NSF Supports NYU WIRELESS Researchers’ Use of Psychology to Detect Software Vulnerabilities
Most software bug finding tools focus on a known type of problem and then look for it. In essence, a developer knows that a problem exists and writes code to check for bugs. Researchers at NYU WIRELESS are working to develop a new type of bug finding software that focuses on areas that developers are unaware of. The NYU researchers call such areas “developer blind spots” where a developer believes a program would behave in one manner, but it actually behaves differently. For example, a database programmer may expect that the user’s input will only be treated as data, and not as database commands (as happens in an SQL injection attack). Much like a blind-spots in a car, the developer cannot see or recognize issues within such areas, making them prime candidates for security issues.

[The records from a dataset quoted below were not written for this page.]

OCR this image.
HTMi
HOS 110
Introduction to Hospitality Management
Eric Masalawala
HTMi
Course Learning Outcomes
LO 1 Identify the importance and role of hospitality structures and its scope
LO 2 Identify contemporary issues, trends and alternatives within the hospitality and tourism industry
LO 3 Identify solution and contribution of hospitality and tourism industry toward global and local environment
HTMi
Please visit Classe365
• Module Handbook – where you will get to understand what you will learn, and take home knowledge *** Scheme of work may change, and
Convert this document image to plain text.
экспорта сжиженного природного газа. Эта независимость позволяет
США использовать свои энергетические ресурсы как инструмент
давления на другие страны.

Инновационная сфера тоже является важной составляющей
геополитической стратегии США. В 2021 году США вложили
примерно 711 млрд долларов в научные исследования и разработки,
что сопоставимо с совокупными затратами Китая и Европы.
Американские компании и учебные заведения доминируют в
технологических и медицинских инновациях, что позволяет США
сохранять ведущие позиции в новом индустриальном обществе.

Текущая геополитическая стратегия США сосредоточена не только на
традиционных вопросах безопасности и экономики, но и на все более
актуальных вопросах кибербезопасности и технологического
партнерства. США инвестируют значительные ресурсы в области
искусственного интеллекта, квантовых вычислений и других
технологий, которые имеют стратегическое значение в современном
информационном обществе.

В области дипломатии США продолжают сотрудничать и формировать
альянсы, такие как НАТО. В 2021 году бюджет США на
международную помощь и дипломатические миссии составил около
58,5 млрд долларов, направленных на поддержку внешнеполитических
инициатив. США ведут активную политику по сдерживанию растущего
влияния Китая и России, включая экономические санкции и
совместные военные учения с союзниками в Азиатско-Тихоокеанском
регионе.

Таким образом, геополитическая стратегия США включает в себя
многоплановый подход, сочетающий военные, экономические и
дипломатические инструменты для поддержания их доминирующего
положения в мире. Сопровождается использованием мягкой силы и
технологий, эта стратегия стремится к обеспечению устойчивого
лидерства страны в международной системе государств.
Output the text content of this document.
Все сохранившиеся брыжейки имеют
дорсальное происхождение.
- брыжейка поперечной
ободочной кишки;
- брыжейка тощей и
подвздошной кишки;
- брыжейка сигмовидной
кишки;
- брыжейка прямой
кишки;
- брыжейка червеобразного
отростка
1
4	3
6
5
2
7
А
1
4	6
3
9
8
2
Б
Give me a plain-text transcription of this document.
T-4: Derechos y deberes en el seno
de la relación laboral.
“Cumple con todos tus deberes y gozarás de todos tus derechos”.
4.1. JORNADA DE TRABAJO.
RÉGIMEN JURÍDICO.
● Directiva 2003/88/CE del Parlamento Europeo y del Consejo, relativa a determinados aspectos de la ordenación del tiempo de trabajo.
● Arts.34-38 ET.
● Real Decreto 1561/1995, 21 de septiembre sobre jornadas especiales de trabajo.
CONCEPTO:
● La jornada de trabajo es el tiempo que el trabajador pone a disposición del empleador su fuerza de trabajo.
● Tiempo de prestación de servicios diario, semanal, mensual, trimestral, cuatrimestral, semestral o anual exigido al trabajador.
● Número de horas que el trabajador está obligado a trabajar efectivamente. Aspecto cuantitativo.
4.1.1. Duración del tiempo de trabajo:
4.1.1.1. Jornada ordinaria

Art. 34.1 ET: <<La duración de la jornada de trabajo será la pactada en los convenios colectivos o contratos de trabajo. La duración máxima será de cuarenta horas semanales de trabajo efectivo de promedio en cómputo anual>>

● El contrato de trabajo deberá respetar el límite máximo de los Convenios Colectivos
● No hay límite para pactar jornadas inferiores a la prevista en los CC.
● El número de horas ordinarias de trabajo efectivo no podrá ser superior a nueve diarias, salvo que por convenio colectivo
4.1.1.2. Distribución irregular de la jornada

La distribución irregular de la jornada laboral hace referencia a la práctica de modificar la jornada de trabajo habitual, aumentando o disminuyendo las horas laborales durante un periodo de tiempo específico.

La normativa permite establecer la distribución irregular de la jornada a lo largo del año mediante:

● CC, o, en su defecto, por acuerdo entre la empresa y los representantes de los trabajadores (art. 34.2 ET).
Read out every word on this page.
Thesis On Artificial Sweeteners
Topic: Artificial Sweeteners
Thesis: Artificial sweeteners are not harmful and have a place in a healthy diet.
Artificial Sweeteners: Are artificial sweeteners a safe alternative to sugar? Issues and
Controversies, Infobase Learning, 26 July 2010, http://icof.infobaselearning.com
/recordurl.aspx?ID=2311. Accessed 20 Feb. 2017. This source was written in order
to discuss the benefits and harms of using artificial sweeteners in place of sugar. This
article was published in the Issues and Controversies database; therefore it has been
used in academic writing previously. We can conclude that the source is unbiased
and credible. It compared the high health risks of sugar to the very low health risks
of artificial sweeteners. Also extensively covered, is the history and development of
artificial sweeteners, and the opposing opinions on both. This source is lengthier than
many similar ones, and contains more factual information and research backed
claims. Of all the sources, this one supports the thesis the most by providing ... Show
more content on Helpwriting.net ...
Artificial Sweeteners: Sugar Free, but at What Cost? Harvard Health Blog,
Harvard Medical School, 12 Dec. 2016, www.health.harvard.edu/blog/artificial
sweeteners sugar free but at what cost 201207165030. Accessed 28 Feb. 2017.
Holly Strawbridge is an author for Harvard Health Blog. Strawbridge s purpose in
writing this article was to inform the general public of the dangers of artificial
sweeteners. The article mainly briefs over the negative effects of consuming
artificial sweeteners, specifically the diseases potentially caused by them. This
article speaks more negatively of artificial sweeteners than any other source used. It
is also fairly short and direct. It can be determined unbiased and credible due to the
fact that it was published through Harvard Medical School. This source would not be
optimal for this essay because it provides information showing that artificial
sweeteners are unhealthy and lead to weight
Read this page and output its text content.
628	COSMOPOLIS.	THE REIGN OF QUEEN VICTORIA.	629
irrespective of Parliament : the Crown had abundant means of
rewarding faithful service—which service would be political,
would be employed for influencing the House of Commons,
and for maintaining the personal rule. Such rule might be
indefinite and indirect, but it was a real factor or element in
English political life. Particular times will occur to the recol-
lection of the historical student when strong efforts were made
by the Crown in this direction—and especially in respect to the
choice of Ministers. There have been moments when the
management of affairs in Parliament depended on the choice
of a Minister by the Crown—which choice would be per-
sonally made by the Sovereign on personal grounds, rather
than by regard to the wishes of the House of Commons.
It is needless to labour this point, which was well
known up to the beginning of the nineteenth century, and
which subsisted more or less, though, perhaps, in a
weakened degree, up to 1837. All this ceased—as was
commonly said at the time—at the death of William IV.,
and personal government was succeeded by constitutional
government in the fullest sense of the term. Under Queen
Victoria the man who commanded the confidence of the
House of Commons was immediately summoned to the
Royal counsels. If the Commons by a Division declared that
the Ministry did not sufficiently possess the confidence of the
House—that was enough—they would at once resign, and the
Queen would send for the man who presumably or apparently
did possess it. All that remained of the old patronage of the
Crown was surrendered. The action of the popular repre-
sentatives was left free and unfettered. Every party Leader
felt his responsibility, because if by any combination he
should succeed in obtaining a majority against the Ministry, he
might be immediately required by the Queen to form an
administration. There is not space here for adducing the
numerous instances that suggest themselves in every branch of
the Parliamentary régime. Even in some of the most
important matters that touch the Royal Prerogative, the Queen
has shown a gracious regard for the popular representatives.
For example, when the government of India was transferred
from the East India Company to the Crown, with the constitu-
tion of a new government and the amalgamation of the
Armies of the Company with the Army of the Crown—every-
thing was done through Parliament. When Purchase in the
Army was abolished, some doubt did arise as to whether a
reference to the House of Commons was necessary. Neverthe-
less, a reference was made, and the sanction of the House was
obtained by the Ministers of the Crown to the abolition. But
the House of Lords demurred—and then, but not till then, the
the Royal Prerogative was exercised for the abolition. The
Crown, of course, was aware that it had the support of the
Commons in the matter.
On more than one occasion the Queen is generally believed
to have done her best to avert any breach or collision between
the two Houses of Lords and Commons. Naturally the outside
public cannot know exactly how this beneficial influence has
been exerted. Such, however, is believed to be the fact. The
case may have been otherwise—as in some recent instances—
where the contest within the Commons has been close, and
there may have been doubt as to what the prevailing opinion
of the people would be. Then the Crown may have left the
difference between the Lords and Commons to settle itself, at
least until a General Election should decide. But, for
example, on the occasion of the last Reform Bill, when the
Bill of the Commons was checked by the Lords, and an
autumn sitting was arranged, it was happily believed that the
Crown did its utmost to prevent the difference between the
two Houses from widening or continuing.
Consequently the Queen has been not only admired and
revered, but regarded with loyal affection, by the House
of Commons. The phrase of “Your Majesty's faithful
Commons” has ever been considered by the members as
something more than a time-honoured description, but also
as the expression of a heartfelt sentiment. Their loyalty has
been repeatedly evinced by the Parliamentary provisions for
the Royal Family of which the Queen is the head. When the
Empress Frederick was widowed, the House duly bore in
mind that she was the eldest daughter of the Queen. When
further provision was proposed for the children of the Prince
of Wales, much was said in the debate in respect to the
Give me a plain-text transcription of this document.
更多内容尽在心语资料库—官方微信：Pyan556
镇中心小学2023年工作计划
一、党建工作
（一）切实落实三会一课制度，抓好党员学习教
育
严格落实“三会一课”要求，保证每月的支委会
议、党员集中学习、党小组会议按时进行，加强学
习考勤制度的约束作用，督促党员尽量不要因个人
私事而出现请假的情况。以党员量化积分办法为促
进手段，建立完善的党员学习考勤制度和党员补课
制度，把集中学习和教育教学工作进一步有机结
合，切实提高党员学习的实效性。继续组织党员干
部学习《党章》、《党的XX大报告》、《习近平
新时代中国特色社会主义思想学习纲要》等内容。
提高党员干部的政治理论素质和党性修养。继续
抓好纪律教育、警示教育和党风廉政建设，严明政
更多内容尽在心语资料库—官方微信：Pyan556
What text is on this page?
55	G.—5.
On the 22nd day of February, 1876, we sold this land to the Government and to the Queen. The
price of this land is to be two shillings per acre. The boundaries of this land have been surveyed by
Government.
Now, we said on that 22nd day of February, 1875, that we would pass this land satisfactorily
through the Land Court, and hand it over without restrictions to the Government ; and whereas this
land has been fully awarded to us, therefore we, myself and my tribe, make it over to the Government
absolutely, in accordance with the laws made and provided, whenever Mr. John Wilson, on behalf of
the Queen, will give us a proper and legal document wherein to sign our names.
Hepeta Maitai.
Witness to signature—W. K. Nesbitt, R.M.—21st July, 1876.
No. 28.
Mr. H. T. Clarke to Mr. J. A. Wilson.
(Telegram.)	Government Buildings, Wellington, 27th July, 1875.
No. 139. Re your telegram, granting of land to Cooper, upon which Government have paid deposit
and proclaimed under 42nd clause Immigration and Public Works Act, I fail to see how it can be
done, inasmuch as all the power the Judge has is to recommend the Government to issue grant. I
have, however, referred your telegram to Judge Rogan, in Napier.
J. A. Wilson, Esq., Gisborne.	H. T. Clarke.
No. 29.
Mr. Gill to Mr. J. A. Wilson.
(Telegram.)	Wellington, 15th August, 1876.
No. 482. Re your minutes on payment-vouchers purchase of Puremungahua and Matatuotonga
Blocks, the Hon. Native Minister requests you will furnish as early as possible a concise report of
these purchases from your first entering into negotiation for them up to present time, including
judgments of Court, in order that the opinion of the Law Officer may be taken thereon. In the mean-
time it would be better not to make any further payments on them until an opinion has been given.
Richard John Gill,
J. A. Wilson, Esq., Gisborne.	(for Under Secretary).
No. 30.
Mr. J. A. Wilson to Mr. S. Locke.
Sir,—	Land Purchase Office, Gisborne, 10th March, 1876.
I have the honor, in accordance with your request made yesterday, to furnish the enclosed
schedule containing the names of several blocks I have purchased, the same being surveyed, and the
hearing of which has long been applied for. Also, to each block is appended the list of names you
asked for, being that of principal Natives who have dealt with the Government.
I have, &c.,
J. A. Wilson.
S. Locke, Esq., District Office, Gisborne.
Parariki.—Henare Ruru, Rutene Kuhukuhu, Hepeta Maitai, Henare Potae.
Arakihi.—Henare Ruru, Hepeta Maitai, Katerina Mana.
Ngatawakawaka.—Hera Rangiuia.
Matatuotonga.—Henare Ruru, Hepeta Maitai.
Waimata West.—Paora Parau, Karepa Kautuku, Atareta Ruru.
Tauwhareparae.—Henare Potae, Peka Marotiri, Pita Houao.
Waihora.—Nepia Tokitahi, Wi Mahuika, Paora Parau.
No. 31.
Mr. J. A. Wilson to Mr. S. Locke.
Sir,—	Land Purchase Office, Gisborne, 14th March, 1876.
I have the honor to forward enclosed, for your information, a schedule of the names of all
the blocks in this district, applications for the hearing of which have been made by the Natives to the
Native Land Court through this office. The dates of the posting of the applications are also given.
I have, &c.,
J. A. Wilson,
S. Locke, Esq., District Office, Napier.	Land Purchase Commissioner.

Professors Justin Cappos and Yanyan Zhuang at NYU and Professor Martin Yeh at Pennsylvania State University have been recently awarded a two-year, $233K collaborative award from the National Science Foundation to pursue research on software blind spots. This work brings experts from psychology, software engineering, and security together to apply domain-specific knowledge to address a problem of dire importance.
Some preliminary work in this area (in collaboration with Daniela Oliveira at the University of Florida) has already shown encouraging results, with papers already accepted at the New Security Paradigms Workshop (NSPW 2014) and the 30th Annual Computer Security Applications Conference (ACSAC 2014). An initial pilot study with 47 developers showed that security is not part of the mindset of most developers while coding. However, priming the developer with information about potential blind spots in context helped developers to identify and understand security vulnerabilities accurately.
In their on-going work, the PIs are working to further understand the psychological underpinnings of security bugs. Furthermore, by incorporating bug information into intelligent tutors or checking tools, there is the promise to use psychological information from one set of users to help others. Co-PI Zhuang stated “Working with experts like Prof. Oliveira and Yeh has enabled us to target software bugs with a fresh perspective.” The PIs expect that the application of these findings may cross different techniques and tool types. PI Cappos says “One nice outcome is that the findings from this work should integrate well into existing bug finding techniques. As such, we believe this technique will have positive impact and be easy to deploy. The sky is the limit.”